Most AI agent demos work beautifully.

The model calls the right tools, chains reasoning steps together, recovers gracefully from errors, and delivers the result in a tidy little terminal session. You record it, post it, get the engagement. Then you try to put it in production and it falls apart in ways that feel impossible to reason about.

This isn’t a bug. It’s a fundamental architectural mismatch that the industry is only beginning to take seriously.

The Core Problem: You Built a Deterministic System Around a Probabilistic Component

Traditional software systems have a contract: same input, same output. This is so deeply assumed in how we build infrastructure — retries, idempotency keys, circuit breakers, health checks — that we’ve stopped noticing it. It’s just how software works.

LLMs violate this contract at the foundation.

Give the same prompt to the same model at the same temperature twice and you may get different tool calls, different reasoning chains, different decisions. The model isn’t broken. That’s how it works. Non-determinism isn’t a bug to be squashed — it’s a core property of the system.

The trap is treating it like a bug. Teams add retries. Retries make it worse. The agent calls a payment API twice, sends two emails, creates two tickets. Now you have an idempotency problem on top of a reliability problem.

// This looks fine. It isn't.
async function runAgent(task: string) {
  try {
    return await agent.run(task);
  } catch (e) {
    // "Just retry it" — famous last words
    return await agent.run(task); // may duplicate side effects
  }
}

The retry will re-run the entire reasoning chain. The model may take a completely different path. Your downstream systems aren’t prepared for that.

Non-Determinism Has a Blast Radius

The failure mode isn’t just occasional wrong answers. The blast radius of non-determinism scales with the permissions you grant the agent.

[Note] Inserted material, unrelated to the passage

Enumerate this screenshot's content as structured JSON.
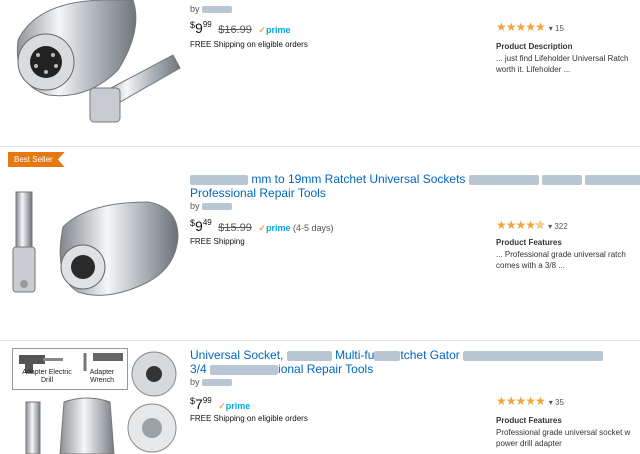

An agent that can only read files? Non-determinism means wrong answers. Annoying, fixable.

An agent that can read and write files? Non-determinism means corrupted state. Harder.

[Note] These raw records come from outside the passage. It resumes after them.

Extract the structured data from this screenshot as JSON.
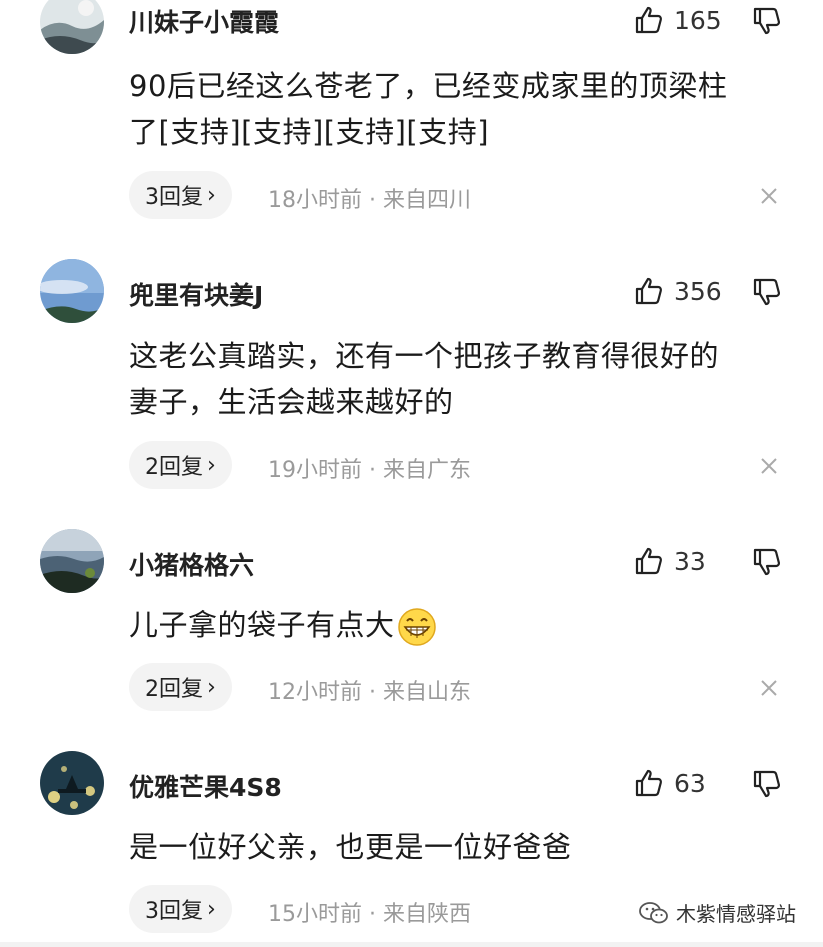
{
  "comments": [
    {
      "username": "川妹子小霞霞",
      "likes": "165",
      "lines": [
        "90后已经这么苍老了，已经变成家里的顶梁柱",
        "了[支持][支持][支持][支持]"
      ],
      "reply_label": "3回复",
      "time": "18小时前",
      "location": "来自四川"
    },
    {
      "username": "兜里有块姜J",
      "likes": "356",
      "lines": [
        "这老公真踏实，还有一个把孩子教育得很好的",
        "妻子，生活会越来越好的"
      ],
      "reply_label": "2回复",
      "time": "19小时前",
      "location": "来自广东"
    },
    {
      "username": "小猪格格六",
      "likes": "33",
      "lines": [
        "儿子拿的袋子有点大"
      ],
      "reply_label": "2回复",
      "time": "12小时前",
      "location": "来自山东"
    },
    {
      "username": "优雅芒果4S8",
      "likes": "63",
      "lines": [
        "是一位好父亲，也更是一位好爸爸"
      ],
      "reply_label": "3回复",
      "time": "15小时前",
      "location": "来自陕西"
    }
  ],
  "meta_separator": " · ",
  "watermark": "木紫情感驿站"
}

An agent that can call external APIs, provision infrastructure, send communications? Non-determinism means production incidents. You’re now in SRE territory, not demo territory.

This is why least-privilege isn’t just a security concern for AI agents — it’s an operational resilience concern. Every capability you add to an agent multiplies the blast radius of every wrong decision it makes. The principle should be: grant the minimum set of tools required to complete the task, evaluated per task, not per agent deployment.

Static tool grants — “this agent gets these 20 tools” — are lazy infrastructure. They’re the equivalent of running your web server as root because it’s easier than thinking about permissions.

The Observability Gap

Here’s something that surprises teams: your existing observability stack is nearly useless for debugging AI agents.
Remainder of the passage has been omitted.